Next step after pychecker

huy nytimes at swiftdsl.com.au
Tue Feb 1 05:47:30 EST 2005


Paul Rubin wrote:
> Philippe Fremy <phil at freehackers.org> writes:
> 
>>I would like to develop a tool that goes one step further than
>>pychecker to ensure python program validity. The idea would be to get
>>close to what people get on ocaml: a static verification of all types
>>of the program, without any kind of variable declaration. This would
>>definitely brings a lot of power to python.
> 
> 
> You know, I've always thought that ML-style type inference is an
> impressive technical feat, but why is it so important to not use
> declarations?  This is an aspect I've never really understood.

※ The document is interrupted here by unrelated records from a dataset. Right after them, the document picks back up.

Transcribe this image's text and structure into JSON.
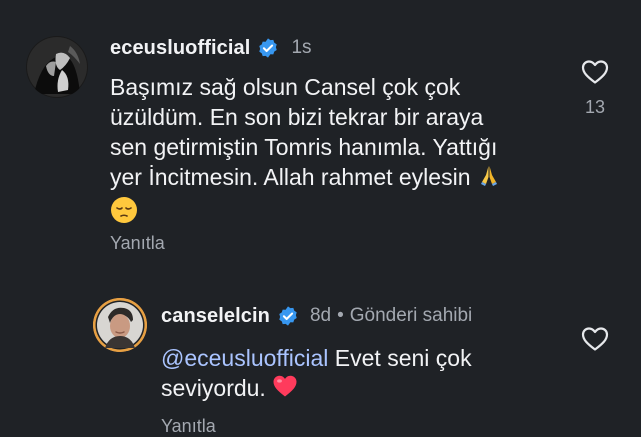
{
  "comments": [
    {
      "username": "eceusluofficial",
      "verified": true,
      "time": "1s",
      "lines": [
        "Başımız sağ olsun Cansel çok çok",
        "üzüldüm. En son bizi tekrar bir araya",
        "sen getirmiştin Tomris hanımla. Yattığı",
        "yer İncitmesin. Allah rahmet eylesin"
      ],
      "emojis": [
        "folded-hands",
        "pensive-face"
      ],
      "reply_label": "Yanıtla",
      "like_count": "13"
    },
    {
      "username": "canselelcin",
      "verified": true,
      "time": "8d",
      "author_label": "Gönderi sahibi",
      "mention": "@eceusluofficial",
      "line1_rest": " Evet seni çok",
      "line2": "seviyordu.",
      "emoji": "red-heart",
      "reply_label": "Yanıtla"
    }
  ],
  "colors": {
    "background": "#1f2226",
    "text": "#f2f3f5",
    "muted": "#a3a8b0",
    "mention": "#aac4ff",
    "verified": "#3797f0",
    "heart": "#ff3b5c"
  },
  "icons": {
    "like": "heart-outline-icon",
    "verified": "verified-badge-icon"
  }
}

You know, I think I agree ;-). Just because you don't declare the types, 
doesn't mean you can change the implicit type willy nilly anyway; at 
least for more complex programs anyway. In fact, it would be safer to 
have type checking when you want to do something like this. I currently 
needed to change a number parameter to a string parameter (found out 
order_no wasn't just numbers as specs had specified). Of course this 
parameter was being used in a great many places. Changing it was a bit 
scary because we had to make sure it wasn't being treated as a number 
anywhere throughout the code. Yes good coverage with unit tests would 
have helped but unfortunately we do not yet have good coverage. TDD is a 
quite hard to practice as a beginner.